Yeah, I don’t pretend to really know anything. I think my logic is sound, but A) I still haven’t actually played, and B) Everything is a problem for somebody. :slight_smile:

I haven’t GMed it. I’ve played. I’m having a hard time seeing how things come together [in a non-sucky way ;)].

Potential confounding problem for me, I have been unable to read the sample adventure due to spoiler, as that is what we are playing.

It might not come together, for a given value of “suck”. :slight_smile:

It can be really helpful to see an example of how an adventure should look, though the sample adventure might confuse things slightly in its offering of suggested skills and obstacles. I think a “real” adventure would just describe the challenges and leave the Obstacles to the GM to decide, since there are so many ways that players might approach a problem.

A non-Conflict example of play in the book might have been nice. (I realize there are a ton of those, but they’re not compiled into an overall play experience.)

Example play does have a tough time covering the weird. Last night, middle of a Drive Off Conflict, a PC described their Help in such a way that there was no way to judge that it wouldn’t trigger a predefined trap. Middle of the Conflict. :stuck_out_tongue: Fortunately the acting player ran down the the opponent’s Dispo with that roll so it wasn’t as big of a dilemma as it could have been (trap triggering player hadn’t yet had an action) but it was very much within sight of weirdness. shrug

Spoiler details withheld.

EDIT: Fixed typo.

One obvious solution if trying to game the system would be to word your instinct “Search every room carefully”. Or even “search every room for traps, treasure and secret doors”…

I’m not advocating using these, as they irk me, but the thing is they don’t seem strictly illegal as per the rules. I think it depends on whether you define searching as a general activity which finds hidden things, or an activity in which you search for a specific thing, at the exclusion of others. No matter, though, as I read the rules, because picking through the room an instinct such as “search the room carefully” ought to kick in regardless of trap, door, treasure, ambush or what have you.

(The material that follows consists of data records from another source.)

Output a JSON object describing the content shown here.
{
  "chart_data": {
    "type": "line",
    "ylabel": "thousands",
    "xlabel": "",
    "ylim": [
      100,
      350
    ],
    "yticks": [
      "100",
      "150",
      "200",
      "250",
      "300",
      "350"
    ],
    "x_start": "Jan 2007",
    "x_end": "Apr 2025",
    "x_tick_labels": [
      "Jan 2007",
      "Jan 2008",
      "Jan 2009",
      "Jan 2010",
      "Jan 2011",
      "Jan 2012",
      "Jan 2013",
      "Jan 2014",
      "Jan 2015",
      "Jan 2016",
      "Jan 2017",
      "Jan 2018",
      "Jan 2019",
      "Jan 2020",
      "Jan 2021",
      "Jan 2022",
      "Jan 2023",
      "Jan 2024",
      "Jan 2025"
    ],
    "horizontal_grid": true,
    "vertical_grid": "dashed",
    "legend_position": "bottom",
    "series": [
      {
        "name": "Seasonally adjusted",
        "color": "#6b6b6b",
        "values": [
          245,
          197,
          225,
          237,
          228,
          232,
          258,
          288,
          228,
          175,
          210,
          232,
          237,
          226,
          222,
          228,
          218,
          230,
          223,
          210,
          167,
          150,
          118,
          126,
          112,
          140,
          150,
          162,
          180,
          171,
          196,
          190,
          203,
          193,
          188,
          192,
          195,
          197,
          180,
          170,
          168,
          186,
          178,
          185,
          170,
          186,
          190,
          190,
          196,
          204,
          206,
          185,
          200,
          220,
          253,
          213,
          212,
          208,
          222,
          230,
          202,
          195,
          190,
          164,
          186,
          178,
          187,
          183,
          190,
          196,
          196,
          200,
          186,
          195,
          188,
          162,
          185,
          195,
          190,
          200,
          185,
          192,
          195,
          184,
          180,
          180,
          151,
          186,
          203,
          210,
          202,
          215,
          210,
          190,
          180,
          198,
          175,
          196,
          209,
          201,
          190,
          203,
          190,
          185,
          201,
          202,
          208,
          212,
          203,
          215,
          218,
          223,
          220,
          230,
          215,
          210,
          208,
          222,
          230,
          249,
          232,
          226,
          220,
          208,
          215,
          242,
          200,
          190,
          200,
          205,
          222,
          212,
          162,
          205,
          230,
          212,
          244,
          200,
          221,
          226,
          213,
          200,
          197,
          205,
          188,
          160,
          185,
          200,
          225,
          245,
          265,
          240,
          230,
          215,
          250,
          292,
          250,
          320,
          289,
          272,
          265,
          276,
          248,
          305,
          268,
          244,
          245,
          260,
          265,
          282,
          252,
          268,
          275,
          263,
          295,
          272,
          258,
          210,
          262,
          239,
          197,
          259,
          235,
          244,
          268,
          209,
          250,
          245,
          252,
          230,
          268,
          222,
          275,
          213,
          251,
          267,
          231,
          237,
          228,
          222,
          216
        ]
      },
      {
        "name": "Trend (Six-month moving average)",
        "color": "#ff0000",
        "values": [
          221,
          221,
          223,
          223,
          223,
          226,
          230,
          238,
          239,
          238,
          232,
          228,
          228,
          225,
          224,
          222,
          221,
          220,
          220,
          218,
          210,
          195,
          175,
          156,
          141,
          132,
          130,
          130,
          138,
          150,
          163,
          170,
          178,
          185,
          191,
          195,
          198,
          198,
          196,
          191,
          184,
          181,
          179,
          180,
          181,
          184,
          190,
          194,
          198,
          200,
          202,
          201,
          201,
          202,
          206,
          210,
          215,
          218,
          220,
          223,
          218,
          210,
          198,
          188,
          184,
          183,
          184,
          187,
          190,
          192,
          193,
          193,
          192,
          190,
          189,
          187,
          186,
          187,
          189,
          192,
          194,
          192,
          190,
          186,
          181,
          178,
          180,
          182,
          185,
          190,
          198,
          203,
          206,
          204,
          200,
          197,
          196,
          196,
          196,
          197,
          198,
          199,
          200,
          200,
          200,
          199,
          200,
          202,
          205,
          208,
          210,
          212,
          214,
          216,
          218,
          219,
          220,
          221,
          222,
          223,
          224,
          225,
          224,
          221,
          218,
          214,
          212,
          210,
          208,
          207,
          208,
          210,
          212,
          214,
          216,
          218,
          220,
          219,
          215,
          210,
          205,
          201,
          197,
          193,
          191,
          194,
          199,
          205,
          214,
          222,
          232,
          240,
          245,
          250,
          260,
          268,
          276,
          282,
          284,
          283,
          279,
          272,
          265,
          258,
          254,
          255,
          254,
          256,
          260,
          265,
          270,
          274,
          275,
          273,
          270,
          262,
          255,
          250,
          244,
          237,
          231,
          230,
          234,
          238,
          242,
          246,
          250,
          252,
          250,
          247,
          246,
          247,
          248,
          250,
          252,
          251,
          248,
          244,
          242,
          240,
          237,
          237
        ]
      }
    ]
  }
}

I don’t have a good solution, but I don’t think we’ve solved the problem either…

That’s pretty much exactly what I was trying to say, your examples and scenarios were much more complete though.

I don’t have the books in front of me, but I have to assume the Instincts section says something about specificity. As a GM I would probably preclude conjunctions from instincts. A good rule might be that if an instinct would allow you more than one test in a given area then it’s probably too broad.